Sunday, I got to the barn early and rode Dante in the arena. He was such a good boy, and I know I am going to like riding him while Ellen is recovering. I then rode Cruise in there for the first time since he colicked. He was all over the place—wanting to look out windows and generally not listening well. I did trot him under saddle for the first time, and he is as sound as he was before the suspensory injury. (He hasn’t been quite right since the bowed tendon in the same leg.)
I then went to take Cole on a trail ride with Kevin and Starry, but Starry kept coming up short. Kevin took him back, and left me to go on a very slow ride with Cole. It was in the low 20s, the ground was frozen solid and only suitable for walking. Cole didn’t like it, and went very slowly. I ended up leading him all the way home to stay warm. I really didn’t enjoy myself very much.
I planned to ride Ranger a few times on the hill, but I didn’t want to freeze anymore, so I led him. It was about a half hour. He was in a very perky mood. The frozen ground didn’t bother him in the least!
Monday evening, I worked Cole in the arena, and he was just horrible! He bolted 3 times and did a lot of jumps and spins. I don’t know what got into him.
My next horse was Cruiser, and I was impress on how much more focused he was than the day before. He behaved like a gentleman, went straight and bent correctly on all his corners. We kept it at a walk, though. There was another horse in the arena with us, and I didn’t want to push my luck.
I then took Ranger for a spin. I haven’t ridden him much at all in the arena, and at first it felt so strange to be on such a big horse—and so wide! In the end, I really had fun. He has a few basic things that need to be smoothed out—like bad circles. We worked them at a walk and trot, and I did see some improvement. At the end, we did some clicker fun. I decided to try to teach him turn on the haunches. We got a number of correct first steps to the right. He loves clicker, and I bet next time it will be a lot easier.
Then, it was time to doctor up Starry’s hoof. I thought he had busted out an abscess a few weeks ago on the pointy part of his frog, but when his farrier looked at it a few days later, he said it was just a shedding frog. So rather than cutting it out a little further, he told Kevin to put iodine on it. I was shocked that I could possibly be wrong. Mingo had that bad abscessed hoof that we struggled with for years—including 2 operations a year apart. He also abscessed in his other hooves. I know abscesses. When Starry had trouble on the frozen ground, I thought it was an abscess after all. Probably the original didn’t finish draining before it sealed. Kevin had a different farrier look at it, and he agreed.

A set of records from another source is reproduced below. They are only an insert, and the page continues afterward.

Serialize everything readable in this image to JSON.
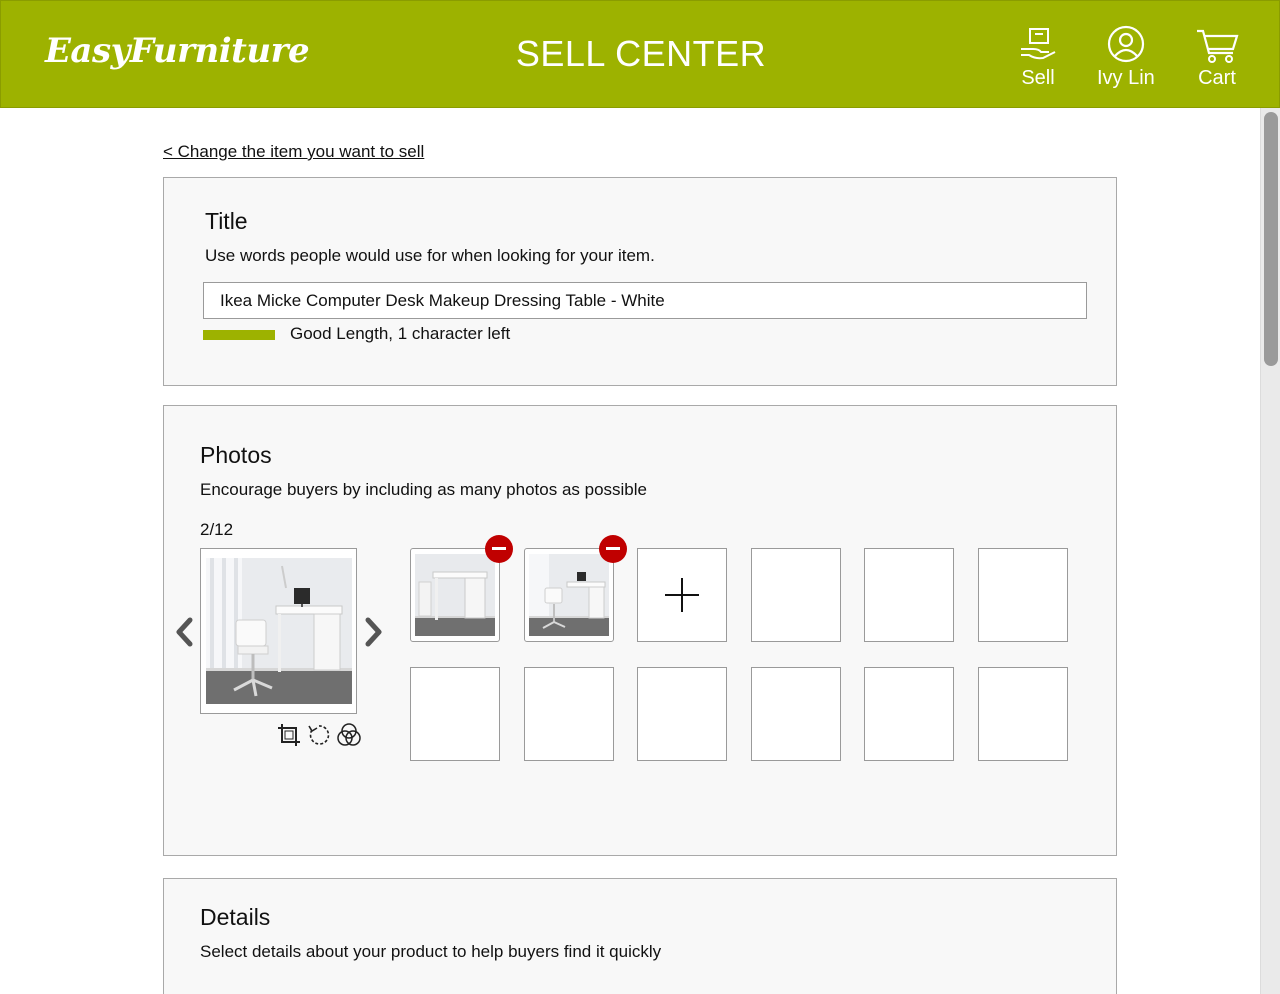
{
  "header": {
    "logo": "EasyFurniture",
    "title": "SELL CENTER",
    "nav": {
      "sell": "Sell",
      "user": "Ivy Lin",
      "cart": "Cart"
    }
  },
  "back_link": "< Change the item you want to sell",
  "title_section": {
    "heading": "Title",
    "instruction": "Use words people would use for when looking for your item.",
    "value": "Ikea Micke Computer Desk  Makeup Dressing Table - White",
    "length_status": "Good Length, 1 character left"
  },
  "photos_section": {
    "heading": "Photos",
    "instruction": "Encourage buyers by including as many photos as possible",
    "count": "2/12"
  },
  "details_section": {
    "heading": "Details",
    "instruction": "Select details about your product to help buyers find it quickly"
  },
  "colors": {
    "brand": "#9db200",
    "remove": "#c00000"
  }
}
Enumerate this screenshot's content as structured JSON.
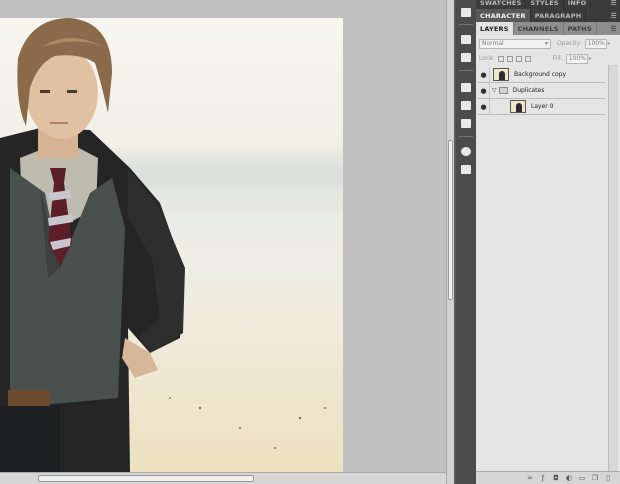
{
  "panel_groups": {
    "top_tabs": [
      {
        "label": "SWATCHES",
        "active": false
      },
      {
        "label": "STYLES",
        "active": false
      },
      {
        "label": "INFO",
        "active": false
      }
    ],
    "type_tabs": [
      {
        "label": "CHARACTER",
        "active": true
      },
      {
        "label": "PARAGRAPH",
        "active": false
      }
    ]
  },
  "layers_panel": {
    "tabs": [
      {
        "label": "LAYERS",
        "active": true
      },
      {
        "label": "CHANNELS",
        "active": false
      },
      {
        "label": "PATHS",
        "active": false
      }
    ],
    "blend_mode": "Normal",
    "opacity_label": "Opacity:",
    "opacity_value": "100%",
    "lock_label": "Lock:",
    "fill_label": "Fill:",
    "fill_value": "100%",
    "layers": [
      {
        "name": "Background copy",
        "type": "image"
      },
      {
        "name": "Duplicates",
        "type": "group"
      },
      {
        "name": "Layer 0",
        "type": "image"
      }
    ],
    "bottom_icons": [
      "link-icon",
      "fx-icon",
      "mask-icon",
      "adjustment-icon",
      "folder-icon",
      "new-layer-icon",
      "trash-icon"
    ]
  },
  "icon_strip": [
    "histogram-icon",
    "navigator-icon",
    "tools-icon",
    "brush-icon",
    "clone-icon",
    "adjustments-icon",
    "masks-icon",
    "3d-icon"
  ],
  "colors": {
    "canvas_bg": "#c0c0c0",
    "panel_dark": "#525252",
    "panel_light": "#e5e5e5",
    "photo_sky": "#f3f1e6",
    "jacket": "#262626"
  }
}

It is a very deep one that he didn’t think he could cut out. He told Kevin to do the soaking routine. By yesterday evening, it was much worse, and there was no doubt that it was an abscess. Starry wasn’t’ compliant with the soaking—it hurt too much, so I talked Kevin into a poultice. I helped him with it, and hopefully it will drain in a few days. I think it will be coming out of his heel, since it seems sensitive—and it wasn’t on Sunday.